British teenager Shamima Begum, who moved from London to Syria four years ago to join ISIS, has said she was "a bit shocked" to learn that the UK plans to strip her of her British citizenship to prevent her from returning home.
Speaking from a refugee camp in Syria, the 19-year-old told CNN affiliate ITV that it was "kind of heartbreaking to read" a copy of the Home Office letter sent to her parents informing them of its decision.
Begum, who gave birth over the weekend and is seeking a return to Britain, called the move "hard to swallow" and described it as "a bit unjust on me and my son."
"My family made it sound like it would be a lot easier for me to come back to the UK," she said.
ITV News reported Tuesday that Begum's mother had received a letter from the Home Office which said an order to remove her citizenship had been made. The letter asked Begum's family to make her aware of the decision and of her right to appeal.
Debate over legality of UK move
The decision has sparked a debate about the legality behind it. A spokesman for the Home Office told CNN that the Home Secretary can deprive someone of their British citizenship "where it would not render the individual stateless."
Begum's family is of Bangladeshi origin, according to former chief superintendent for the Metropolitan Police, Dal Bab, who has been in contact with the family.
However the Bangladesh foreign ministry said in a statement that Begum is not a Bangladeshi citizen, nor has she ever visited the country.
"The Government of Bangladesh is deeply concerned that she has been erroneously identified as a holder of dual citizenship shared with Bangladesh alongside her birthplace, the United Kingdom," the statement said.
"She is a British citizen by birth and has never applied for dual nationality with Bangladesh ... There is no question of her being allowed to enter into Bangladesh."
Home Secretary Sajid Javid suggested to Parliament on Wednesday that children of jihadists who lose their citizenship could still be British.
"Children should not suffer, so if a parent does lose their British citizenship, it does not affect the rights of their child," he said. Earlier this week, he said the UK had revoked citizenship from more than 100 people.
Hashi Mohamed -- a lawyer who helped write a report into deprivation of nationality with the UK's previous reviewer of terrorism legislation, David Anderson -- told CNN that the attempt to revoke Begum's citizenship was an "unprecedented" reworking of British immigration law.
Mohamed said Javid seemed to be relying on a section in the 2014 Immigration Act, which states that nationality can be revoked if there are "reasonable grounds for believing that the person is able, under the law of a country or territory outside the United Kingdom, to become a national of such a country or territory."

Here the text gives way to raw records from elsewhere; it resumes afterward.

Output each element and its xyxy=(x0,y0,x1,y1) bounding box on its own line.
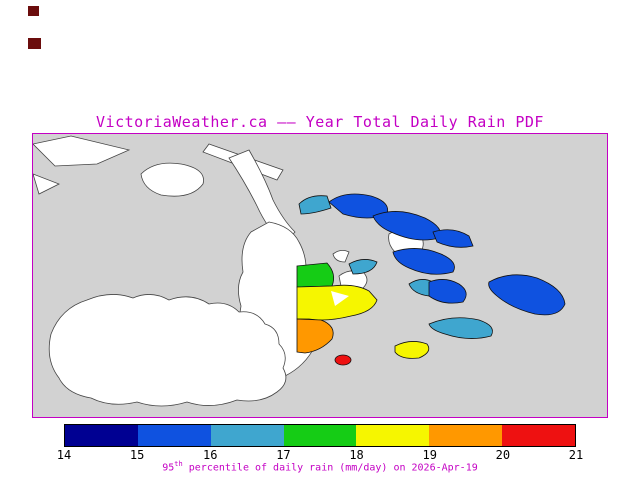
rain-region-blue xyxy=(488,274,566,316)
rain-region-cyan xyxy=(428,317,493,339)
colorbar-ticks: 14 15 16 17 18 19 20 21 xyxy=(57,448,583,462)
colorbar-segment-blue xyxy=(137,425,211,446)
colorbar-tick-label: 14 xyxy=(56,448,72,462)
map-frame xyxy=(32,133,608,418)
colorbar-segment-navy xyxy=(65,425,138,446)
rain-region-gap xyxy=(331,291,349,306)
colorbar-tick-label: 21 xyxy=(568,448,584,462)
corner-mark xyxy=(28,38,41,49)
rain-region-cyan xyxy=(348,259,378,275)
rain-region-green xyxy=(296,262,335,288)
land-victoria xyxy=(48,294,287,407)
colorbar-segment-green xyxy=(283,425,357,446)
colorbar-tick-label: 16 xyxy=(203,448,218,462)
colorbar-tick-label: 19 xyxy=(422,448,437,462)
colorbar-tick-label: 20 xyxy=(495,448,511,462)
colorbar-tick-label: 17 xyxy=(276,448,291,462)
colorbar-segment-yellow xyxy=(356,425,430,446)
colorbar-tick-label: 15 xyxy=(129,448,145,462)
rain-region-blue xyxy=(428,279,467,304)
rain-region-red xyxy=(334,354,352,366)
rain-region-orange xyxy=(296,318,334,354)
rain-region-yellow xyxy=(394,341,430,359)
colorbar xyxy=(64,424,576,447)
colorbar-segment-orange xyxy=(429,425,503,446)
weather-map-svg xyxy=(33,134,607,417)
colorbar-segment-cyan xyxy=(210,425,284,446)
land-inlet-streak xyxy=(33,135,131,167)
rain-region-blue xyxy=(392,248,455,275)
caption-number: 95 xyxy=(162,462,175,474)
page-title: VictoriaWeather.ca –– Year Total Daily R… xyxy=(96,113,544,131)
land-island xyxy=(332,250,350,263)
caption-superscript: th xyxy=(174,460,183,468)
land-island xyxy=(140,162,204,197)
corner-mark xyxy=(28,6,39,16)
rain-region-blue xyxy=(432,229,474,248)
land-saanich-inlet xyxy=(228,149,296,245)
rain-region-cyan xyxy=(298,195,332,215)
caption-rest: percentile of daily rain (mm/day) on 202… xyxy=(182,462,478,474)
caption: 95th percentile of daily rain (mm/day) o… xyxy=(0,460,640,473)
land-inlet-streak xyxy=(33,173,60,195)
colorbar-segment-red xyxy=(502,425,576,446)
colorbar-tick-label: 18 xyxy=(349,448,364,462)
rain-overlay xyxy=(296,193,566,366)
rain-region-blue xyxy=(328,193,389,219)
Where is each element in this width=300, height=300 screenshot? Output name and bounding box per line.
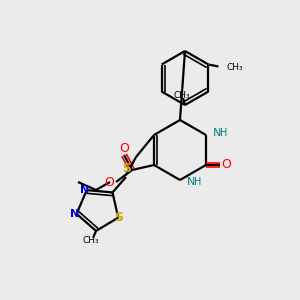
Text: S: S (114, 211, 123, 224)
Text: S: S (122, 163, 131, 176)
Text: N: N (213, 128, 221, 138)
Text: N: N (187, 177, 195, 187)
Text: CH₃: CH₃ (83, 236, 99, 245)
Text: N: N (70, 209, 79, 219)
Text: O: O (104, 176, 114, 188)
Text: O: O (221, 158, 231, 172)
Text: CH₃: CH₃ (174, 91, 190, 100)
Text: H: H (220, 128, 228, 138)
Text: N: N (80, 185, 89, 195)
Text: H: H (194, 177, 202, 187)
Text: O: O (119, 142, 129, 154)
Text: CH₃: CH₃ (226, 63, 243, 72)
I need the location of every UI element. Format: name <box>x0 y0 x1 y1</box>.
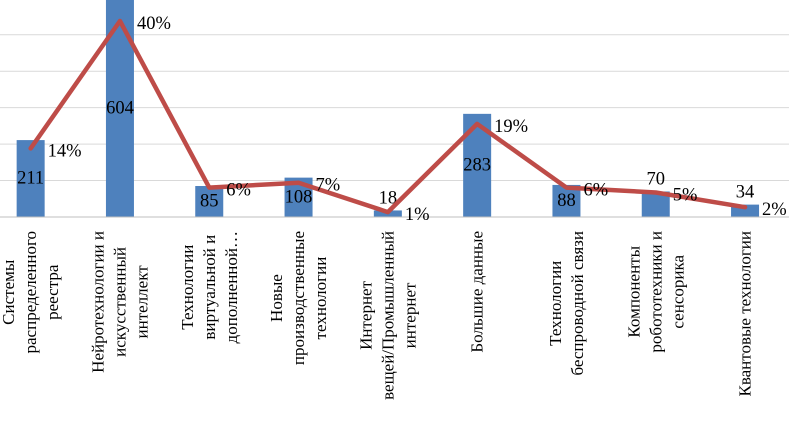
bar-value-label: 70 <box>647 169 666 189</box>
percent-data-label: 5% <box>673 186 698 206</box>
percent-data-labels: 14% 40% 6% 7% 1% 19% 6% 5% 2% <box>48 14 787 225</box>
category-label-line: Нейротехнологии и <box>88 231 107 373</box>
category-label: Нейротехнологии и искусственный интеллект <box>88 231 151 373</box>
bar-value-label: 211 <box>17 169 44 189</box>
category-label: Новые производственные технологии <box>267 231 330 365</box>
category-label-line: дополненной… <box>222 231 241 343</box>
category-label-line: Новые <box>267 274 286 322</box>
category-label-line: производственные <box>289 231 308 365</box>
bar-value-label: 85 <box>200 192 219 212</box>
bar-value-label: 34 <box>736 183 755 203</box>
category-label-line: Технологии <box>178 245 197 330</box>
category-label: Интернет вещей/Промышленный интернет <box>356 231 419 400</box>
bar-value-label: 108 <box>285 187 313 207</box>
bar-value-label: 283 <box>463 155 491 175</box>
category-label: Квантовые технологии <box>736 231 755 397</box>
percent-data-label: 1% <box>405 205 430 225</box>
category-label-line: вещей/Промышленный <box>378 231 397 400</box>
category-label-line: сенсорика <box>668 255 687 329</box>
category-label: Технологии виртуальной и дополненной… <box>178 231 241 343</box>
percent-data-label: 6% <box>226 181 251 201</box>
bar-value-label: 18 <box>379 188 398 208</box>
category-label-line: Интернет <box>356 280 375 349</box>
category-label: Системы распределенного реестра <box>0 231 62 353</box>
category-label-line: искусственный <box>110 247 129 357</box>
percent-data-label: 40% <box>137 14 171 34</box>
bar-value-labels: 211 604 85 108 18 283 88 70 34 <box>17 99 754 212</box>
bar-value-label: 604 <box>106 99 134 119</box>
category-axis-labels: Системы распределенного реестра Нейротехнол… <box>0 231 755 400</box>
bar-value-label: 88 <box>557 191 576 211</box>
percent-data-label: 14% <box>48 141 82 161</box>
category-label-line: виртуальной и <box>200 235 219 340</box>
category-label-line: распределенного <box>21 231 40 353</box>
category-label: Технологии беспроводной связи <box>546 231 587 376</box>
category-label: Компоненты робототехники и сенсорика <box>624 231 687 353</box>
category-label-line: интеллект <box>132 265 151 339</box>
category-label: Большие данные <box>468 231 487 353</box>
percent-data-label: 2% <box>762 200 787 220</box>
percent-data-label: 19% <box>494 117 528 137</box>
category-label-line: робототехники и <box>646 231 665 353</box>
percent-data-label: 7% <box>316 176 341 196</box>
category-label-line: беспроводной связи <box>568 231 587 376</box>
category-label-line: Большие данные <box>468 231 487 353</box>
category-label-line: Компоненты <box>624 245 643 337</box>
category-label-line: Технологии <box>546 261 565 346</box>
category-label-line: технологии <box>311 257 330 340</box>
bar <box>195 186 224 217</box>
bar <box>16 140 45 217</box>
category-label-line: интернет <box>400 282 419 348</box>
percent-line-series <box>28 18 748 215</box>
category-label-line: Квантовые технологии <box>736 231 755 397</box>
category-label-line: реестра <box>43 264 62 320</box>
category-label-line: Системы <box>0 259 18 325</box>
percent-data-label: 6% <box>583 181 608 201</box>
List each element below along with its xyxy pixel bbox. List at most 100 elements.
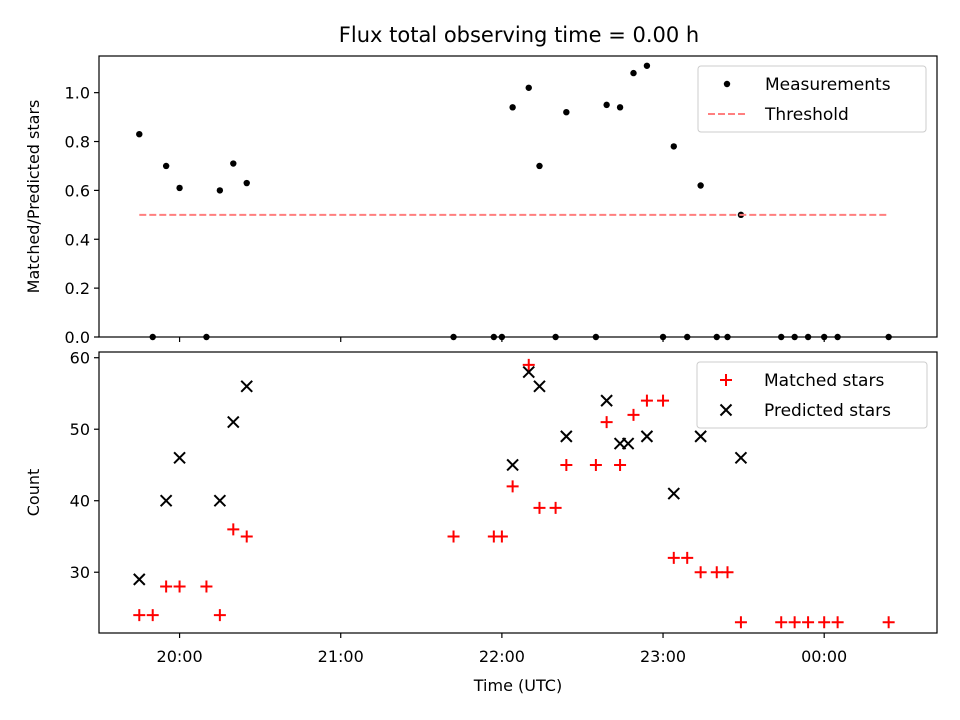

Mohamed said Javid's move had opened a can of worms which risked creating a "two-tiered British nationality" which could mean that "if you were born in bred in the UK, but your parents were born somewhere else and had dual nationality -- then your nationality as somebody born and raised in the UK is at risk."
Mohamed also noted that the decision appeared to run against the Home Office's 2018 counter-terrorism policy, which includes an illustrated example of what to do with women who have joined ISIS and children returning to the UK.
"Following the mother's detention the British authorities are notified. DNA testing of the child is conducted to establish their entitlement to a British passport. Given that the mother has lived in Daesh-held territory, the Home Secretary and a judge approve the use of a Temporary Exclusion Order (TEO) to manage her return to the UK," the 2018 guidance said.
On Wednesday, UK Prime Minister Theresa May said there was a "very clear set of criteria" on which the Home Secretary considers depriving British nationals of their citizenship, but declined to provide further insight into the government's rationale.
Begum: 'Don't know why my case is different'
Begum told ITV that she might explore a potential citizenship route through her Dutch husband, an ISIS fighter who surrendered to US-backed forces in Syria weeks ago.
"Another option I might try with my family is my husband is from Holland and he has family in Holland," she told ITV. "Maybe I can ask for citizenship in Holland. If he gets sent back to prison in Holland I can just wait for him while he is in prison."
"I heard that other people are being sent back to Britain, so I don't know why my case is any different to other people, or is it just because I was on the news four years ago?"
Begum was 15 when she flew out of Gatwick Airport with two classmates and traveled to Syria. The young women, all from the Bethnal Green Academy in east London, were to join another classmate who had traveled to Syria months earlier.
The Times of London reported in mid-February that Begum was nine months pregnant and that she wanted to come home to have her child. She said she had two other children during her time in Syria who died in infancy from malnutrition and illness.
Days later, she had her baby. From a Syrian refugee camp of 39,000 people in al-Hawl, Begum told The Times she had no regrets about traveling to Syria but told the paper that "the caliphate is over."